Am I then concerned to say that there is no possibility of deliverance from this world of fantasy that we have created? Is the endlessly repeated message of the media—that money and sex are the only pursuits in life, violence its only excitement, and success its only fulfilment—irresistible? Are the only available escape-routes all cur-de-sacs ? There is a remarkable passage in Pasternak's Dr Zhivago in which the hero reflects that in a Communist society freedom only exists in concentration camps—in other words, that the only way to be free is to be imprisoned. The same notion is to be found at the very heart of the Christian religion—that the only way to live is to die. There is a way of deliverance, after all, but it lies in the exactly opposite direction to the one so dazzlingly sign-posted by the media —out of the ego, not into it, heads lifted up from the trough instead of buried in it, the arc lights pale and ineffectual in the bright light of everlasting truth.

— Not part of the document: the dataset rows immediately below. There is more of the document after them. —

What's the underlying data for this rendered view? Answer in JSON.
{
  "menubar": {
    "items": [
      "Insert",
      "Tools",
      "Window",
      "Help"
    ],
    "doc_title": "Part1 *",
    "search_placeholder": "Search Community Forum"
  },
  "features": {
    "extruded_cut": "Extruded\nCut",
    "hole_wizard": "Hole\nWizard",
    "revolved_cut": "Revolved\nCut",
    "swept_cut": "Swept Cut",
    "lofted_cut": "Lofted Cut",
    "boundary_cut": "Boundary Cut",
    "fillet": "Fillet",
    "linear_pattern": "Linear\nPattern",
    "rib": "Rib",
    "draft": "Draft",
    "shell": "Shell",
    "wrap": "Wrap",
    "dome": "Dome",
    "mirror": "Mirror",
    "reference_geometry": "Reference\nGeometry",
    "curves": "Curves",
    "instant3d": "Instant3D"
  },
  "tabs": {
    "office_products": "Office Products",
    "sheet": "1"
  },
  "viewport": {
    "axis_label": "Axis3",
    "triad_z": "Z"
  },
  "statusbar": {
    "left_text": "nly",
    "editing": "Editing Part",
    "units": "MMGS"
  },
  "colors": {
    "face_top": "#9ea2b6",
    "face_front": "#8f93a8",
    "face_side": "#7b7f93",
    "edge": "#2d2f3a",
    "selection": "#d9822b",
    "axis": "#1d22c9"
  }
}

This is the Way Bunyan's Pilgrim took from the Wicket Gate to Mount Sion, the Way that opened up for St Paul after the Damascus Road. It is, of course, open to everyone at all times and in all circumstances. I think of St Augustine watching from his diocese at Hippo in North Africa, first the fall of Rome (and, incidentally, there were plenty of enlightened people then to contend that Alaric was a fine fellow, and that hope lay in a dialogue with him), and then the barbarians moving towards Hippo itself. It looked like an end, but really, as we know, it was a beginning.
The Way begins where for Christ himself its mortal part ended—at the cross. There alone, with all our earthly defences down and our earthly pretensions relinquished, we can confront the true circumstances of our being; there alone grasp the triviality of these seemingly so majestic achievements of ours, like going to the moon, unravelling our genes, fitting one another with each other's hearts, livers and kidneys. There, contemplating God in the likeness of man, we may understand how foolish and inept is man when he sees himself in the likeness of God.